Ainda segundo Thiago Damaceno, Cadu é suspeito de envolvimento no latrocínio de Mateus Morais Pinheiro, de 21 anos, no último domingo (31/8), e na tentativa de latrocínio do agente prisional Marcos Vinícius Lemes D’Abadia que ocorreu na última quinta-feira (28/8), ambos no Setor Bueno, região nobre da capital. O agente prisional segue internado em estado grave no Hospital de Urgências de Goiânia (Hugo).

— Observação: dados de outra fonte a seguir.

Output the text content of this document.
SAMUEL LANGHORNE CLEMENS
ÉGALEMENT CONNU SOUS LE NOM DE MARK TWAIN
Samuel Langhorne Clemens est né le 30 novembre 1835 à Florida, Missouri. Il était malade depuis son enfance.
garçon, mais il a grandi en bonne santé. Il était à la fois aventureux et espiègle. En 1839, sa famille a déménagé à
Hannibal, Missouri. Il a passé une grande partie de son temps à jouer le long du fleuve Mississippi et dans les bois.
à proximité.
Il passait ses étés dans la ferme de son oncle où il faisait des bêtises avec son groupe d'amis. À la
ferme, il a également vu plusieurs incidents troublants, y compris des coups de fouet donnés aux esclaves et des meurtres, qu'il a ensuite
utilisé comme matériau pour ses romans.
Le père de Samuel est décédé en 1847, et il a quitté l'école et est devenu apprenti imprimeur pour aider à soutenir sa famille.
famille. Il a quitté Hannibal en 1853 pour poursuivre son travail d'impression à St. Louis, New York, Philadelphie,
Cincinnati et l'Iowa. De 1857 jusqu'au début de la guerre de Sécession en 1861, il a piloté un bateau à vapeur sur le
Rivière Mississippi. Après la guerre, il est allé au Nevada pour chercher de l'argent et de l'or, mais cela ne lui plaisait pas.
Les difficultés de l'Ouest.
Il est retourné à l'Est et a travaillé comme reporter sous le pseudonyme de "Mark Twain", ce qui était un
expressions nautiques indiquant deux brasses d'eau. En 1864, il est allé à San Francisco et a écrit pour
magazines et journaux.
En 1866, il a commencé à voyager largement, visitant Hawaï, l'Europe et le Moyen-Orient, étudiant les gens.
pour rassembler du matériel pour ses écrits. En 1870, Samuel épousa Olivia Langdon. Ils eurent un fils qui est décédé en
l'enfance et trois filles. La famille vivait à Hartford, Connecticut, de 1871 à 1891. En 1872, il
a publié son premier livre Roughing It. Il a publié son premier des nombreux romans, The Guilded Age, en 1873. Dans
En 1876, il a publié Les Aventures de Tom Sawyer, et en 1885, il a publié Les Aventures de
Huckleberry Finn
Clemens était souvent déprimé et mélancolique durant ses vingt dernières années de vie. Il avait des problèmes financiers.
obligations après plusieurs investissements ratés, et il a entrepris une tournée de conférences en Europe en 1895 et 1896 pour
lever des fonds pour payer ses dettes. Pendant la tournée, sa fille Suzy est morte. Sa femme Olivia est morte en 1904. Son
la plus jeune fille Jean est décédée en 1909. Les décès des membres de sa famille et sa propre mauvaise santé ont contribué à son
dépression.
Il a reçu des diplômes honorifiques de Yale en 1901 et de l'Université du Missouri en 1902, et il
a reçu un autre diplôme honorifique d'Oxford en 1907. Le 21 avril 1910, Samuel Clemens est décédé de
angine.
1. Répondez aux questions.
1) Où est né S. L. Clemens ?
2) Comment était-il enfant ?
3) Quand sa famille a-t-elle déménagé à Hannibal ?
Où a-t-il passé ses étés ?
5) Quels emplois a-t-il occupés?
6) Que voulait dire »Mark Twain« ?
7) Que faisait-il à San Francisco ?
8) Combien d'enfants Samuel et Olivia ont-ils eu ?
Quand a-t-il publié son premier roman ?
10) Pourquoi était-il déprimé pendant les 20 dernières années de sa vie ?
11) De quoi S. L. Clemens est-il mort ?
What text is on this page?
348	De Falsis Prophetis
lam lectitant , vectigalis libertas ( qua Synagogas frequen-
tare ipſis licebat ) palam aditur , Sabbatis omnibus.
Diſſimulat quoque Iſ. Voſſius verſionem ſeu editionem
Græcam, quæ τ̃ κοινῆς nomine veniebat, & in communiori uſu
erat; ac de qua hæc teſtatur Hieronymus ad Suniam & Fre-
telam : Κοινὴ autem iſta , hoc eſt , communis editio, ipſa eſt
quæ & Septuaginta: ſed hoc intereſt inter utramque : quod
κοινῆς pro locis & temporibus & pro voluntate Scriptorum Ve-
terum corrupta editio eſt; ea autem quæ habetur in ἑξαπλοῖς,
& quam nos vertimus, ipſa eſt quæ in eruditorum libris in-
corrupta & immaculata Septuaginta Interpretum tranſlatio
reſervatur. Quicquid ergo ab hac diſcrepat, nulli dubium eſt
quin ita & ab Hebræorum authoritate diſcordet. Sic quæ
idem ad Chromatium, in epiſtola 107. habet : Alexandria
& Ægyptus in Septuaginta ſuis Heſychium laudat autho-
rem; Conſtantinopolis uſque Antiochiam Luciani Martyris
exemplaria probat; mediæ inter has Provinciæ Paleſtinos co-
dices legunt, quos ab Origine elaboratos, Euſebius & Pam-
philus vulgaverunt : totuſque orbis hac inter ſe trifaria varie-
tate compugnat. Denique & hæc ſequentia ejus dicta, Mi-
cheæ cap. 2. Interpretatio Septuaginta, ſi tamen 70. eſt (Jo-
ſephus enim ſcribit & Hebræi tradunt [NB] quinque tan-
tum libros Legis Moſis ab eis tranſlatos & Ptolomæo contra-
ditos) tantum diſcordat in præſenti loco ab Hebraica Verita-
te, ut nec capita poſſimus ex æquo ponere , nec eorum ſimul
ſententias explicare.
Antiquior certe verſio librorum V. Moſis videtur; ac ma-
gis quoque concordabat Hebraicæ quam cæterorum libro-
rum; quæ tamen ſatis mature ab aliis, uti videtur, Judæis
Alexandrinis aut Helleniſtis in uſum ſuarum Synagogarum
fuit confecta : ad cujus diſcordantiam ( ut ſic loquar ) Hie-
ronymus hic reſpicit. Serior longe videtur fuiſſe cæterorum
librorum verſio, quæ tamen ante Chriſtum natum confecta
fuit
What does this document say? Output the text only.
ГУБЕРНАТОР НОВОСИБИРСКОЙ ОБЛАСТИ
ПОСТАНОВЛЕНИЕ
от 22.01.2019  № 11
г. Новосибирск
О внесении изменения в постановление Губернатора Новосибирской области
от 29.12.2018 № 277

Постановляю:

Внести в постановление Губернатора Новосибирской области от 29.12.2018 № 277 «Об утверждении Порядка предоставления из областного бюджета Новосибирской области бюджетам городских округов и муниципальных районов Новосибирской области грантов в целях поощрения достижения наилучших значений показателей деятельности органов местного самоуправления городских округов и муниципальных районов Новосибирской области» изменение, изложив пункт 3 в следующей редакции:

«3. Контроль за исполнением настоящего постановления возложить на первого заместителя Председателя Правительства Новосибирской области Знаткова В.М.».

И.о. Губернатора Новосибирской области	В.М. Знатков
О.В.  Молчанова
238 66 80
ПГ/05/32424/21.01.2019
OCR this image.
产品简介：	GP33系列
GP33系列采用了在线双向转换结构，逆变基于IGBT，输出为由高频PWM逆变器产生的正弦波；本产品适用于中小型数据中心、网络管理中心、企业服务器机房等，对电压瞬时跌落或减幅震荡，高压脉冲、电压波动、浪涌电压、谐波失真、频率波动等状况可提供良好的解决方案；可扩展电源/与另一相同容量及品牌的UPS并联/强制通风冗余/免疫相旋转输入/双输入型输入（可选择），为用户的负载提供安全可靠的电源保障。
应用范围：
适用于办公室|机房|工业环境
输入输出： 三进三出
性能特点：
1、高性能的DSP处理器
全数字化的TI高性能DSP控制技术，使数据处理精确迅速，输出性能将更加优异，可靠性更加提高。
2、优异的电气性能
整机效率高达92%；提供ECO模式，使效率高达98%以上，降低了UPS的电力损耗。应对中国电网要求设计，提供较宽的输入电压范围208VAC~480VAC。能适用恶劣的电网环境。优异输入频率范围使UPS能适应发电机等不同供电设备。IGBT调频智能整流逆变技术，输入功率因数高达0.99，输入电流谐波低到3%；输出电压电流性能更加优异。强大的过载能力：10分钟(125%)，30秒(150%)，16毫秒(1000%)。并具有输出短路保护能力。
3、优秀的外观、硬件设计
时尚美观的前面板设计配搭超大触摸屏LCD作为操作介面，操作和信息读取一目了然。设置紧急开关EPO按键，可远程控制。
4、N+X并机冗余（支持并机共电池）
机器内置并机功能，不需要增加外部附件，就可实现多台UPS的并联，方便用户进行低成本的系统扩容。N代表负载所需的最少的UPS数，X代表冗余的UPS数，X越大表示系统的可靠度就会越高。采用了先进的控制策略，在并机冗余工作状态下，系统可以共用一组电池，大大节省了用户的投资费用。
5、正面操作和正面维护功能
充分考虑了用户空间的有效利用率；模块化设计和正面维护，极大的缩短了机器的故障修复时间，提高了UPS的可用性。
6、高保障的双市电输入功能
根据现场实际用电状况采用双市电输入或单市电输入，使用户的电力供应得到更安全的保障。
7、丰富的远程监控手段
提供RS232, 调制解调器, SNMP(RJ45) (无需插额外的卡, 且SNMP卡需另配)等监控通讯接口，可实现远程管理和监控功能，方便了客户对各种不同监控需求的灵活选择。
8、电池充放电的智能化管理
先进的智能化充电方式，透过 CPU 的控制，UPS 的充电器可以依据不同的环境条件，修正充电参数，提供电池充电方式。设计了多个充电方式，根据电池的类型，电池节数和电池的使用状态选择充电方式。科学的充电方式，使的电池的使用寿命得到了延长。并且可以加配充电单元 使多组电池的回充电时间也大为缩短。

Em entrevista, o delegado Thiago Damaceno informou que duas testemunhas apontaram que Cadu está diretamente envolvido na tentativa de latrocínio do agente prisional. “Segundo as testemunhas, Cadu abordou e efetuou os disparos contra Marcos Vinícius. Além disso, temos filmagens e elementos que comprovam a ação criminosa e sua participação”, disse.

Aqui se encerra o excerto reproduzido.